The fast approaching Islamic festival Eid al-Adha, coupled with the growing Muslim population in the UK, has bolstered the sheepmeat trade, with prime lamb values up at virtually every live market, this week.

The festival which is based on the lunar calendar and this year is expected to fall on Aug 21 – moving back 10-11 days each year – sees butchers stock up on meat for the Eid meal seven to 10 days before the festival, with the animals (Qurbani) purchased for that meal bought up to three weeks before.

"The sheep trade should be ok for the next two to three weeks on the build up to the festival but after that it could slip again," said Archie Hamilton, new sheep auctioneer at Lawrie and Symington's Lanark centre, adding that lambs had to be "fleshy," to add value.

Monday's trade at Lanark, saw prime lambs jump almost 4p per live kg on the week to 186.5p and for 2113 – almost 100% more than at the previous sale.

This compares to Craig Wilson's sale at Ayr, where 1473 lambs cashed in at 183.6p, up 7.5p on the week for 8.4% more; Harrison and Hetherington's sale at St Boswell, where 1305 levelled at 187.4p, a rise of 8.8p and for 1.7% more and H and H's prime sale at Carlisle, on Monday, where 1936 averaged 187.3p, up 8.4p for an extra 53%.

This increase in price is a huge boost to the industry when prime lamb values for the past couple of weeks have been below that of 2017.

Add to that the recent rain in much of Scotland, and increased grass growth and Mr Hamilton is confident the store lamb trade will not be as bad as expected either.

"Finishing lambs have not done as well this year purely because of the lack of grass, but they should start to flesh up now when the countryside has greened up pretty well in Lanarkshire and in the South-west. It should help the store lamb trade too," he said.

Backing up these statements, Alastair Logan, sheep auctioneer at Caledonian Marts, Stirling, said their prime sale for ewes and lambs on Tuesday was well up on the week due to the forth coming Muslim festival, and that their first store lamb sale on Monday, was back just £1.95 per head on the year.

"All classes were dearer on the week and especially the heavier lambs 42+kg lambs, with the overall prime sale average up 9p on the week at 185.5p," said Alastair.

"Commercial lambs were £3-£4 per head up on the week and anything at 47-48kg was making £87-£91 per head – the difference between a 40kg and 43kg lamb was as much as a £10 just because buyers were looking for the fleshiest lambs.

"Numbers have been slow to come forward this year due to the lack of grass – we'd be down 30-40% on the year compared to the same sale last year – but they'll start to come now."

It was a similar scenario amongst the ewes, with heavy sorts well up, again due to the forth coming festival, Mr Logan said.

Commenting on the company's store sale, he said: "We had more than 1000 lambs forward and anyone selling was happy enough with their trade. The grass is coming through now so people are still looking for lambs to buy when the trade was so good in March/April this year."

The big issue this year however will be the shortage of numbers due to the horrendous spring. "Lambs are just not there this year.
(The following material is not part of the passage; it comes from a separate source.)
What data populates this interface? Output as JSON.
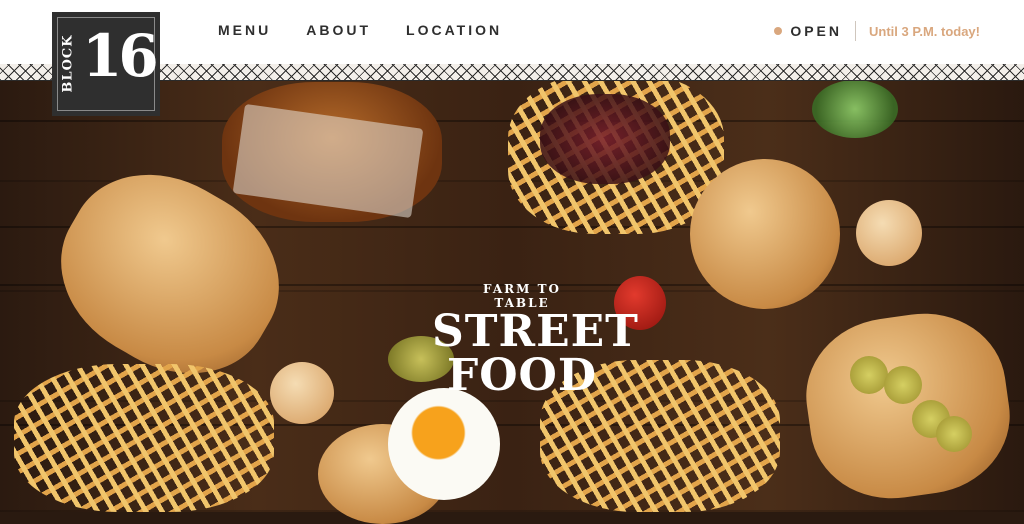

Some vendors won't have any to sell," added Alastair.

While sheep values in the UK have been pretty dire in recent weeks, trade in New Zealand and Australia has reached record breaking levels recently and is showing little sign of abating.

In New Zealand, there has been 14 consecutive weeks of rises, with no week-on-week decline since the middle of February. In the most recent week, the NZ North Island lamb price reached 820 cents/kg, according to NZ Farmers Weekly. Due to the GB deadweight lamb SQQ slipping during recent weeks, on sterling terms New Zealand prices currently stands around 8p below GB prices (w/ending July 28). Until last autumn is was unusual for the premium of GB to NZ prices to be less than 50p/kg.

Prices on the global sheep meat market have been strong for the past 18 months and in Australia, prices stood at 798 AUS cents in the week ending July 26, setting a new record high according to data from the NRLS. During the following week (ending August 2), the price slipped 10 cents, to 788 cents. For the most recent week of comparable data in GB and Australia, the Australian price stood just over 30p above the GB price.

Reports suggest supplies are tight on the global market due to growing demand, especially from Asia. Supplies at this time of year are typically tighter anyway, depending upon frozen stocks, due to the seasonality of supply in Australia and New Zealand.

However, sheep meat prices down under may already be reaching a level where some consumers will have to consider the meat a treat, so while they may be willing to pay more, the amount they buy could fall. This will leave the industry more dependent on exports, as supplies begin to pick up from farmers who have expanded because of higher prices, perhaps finding demand at home struggling.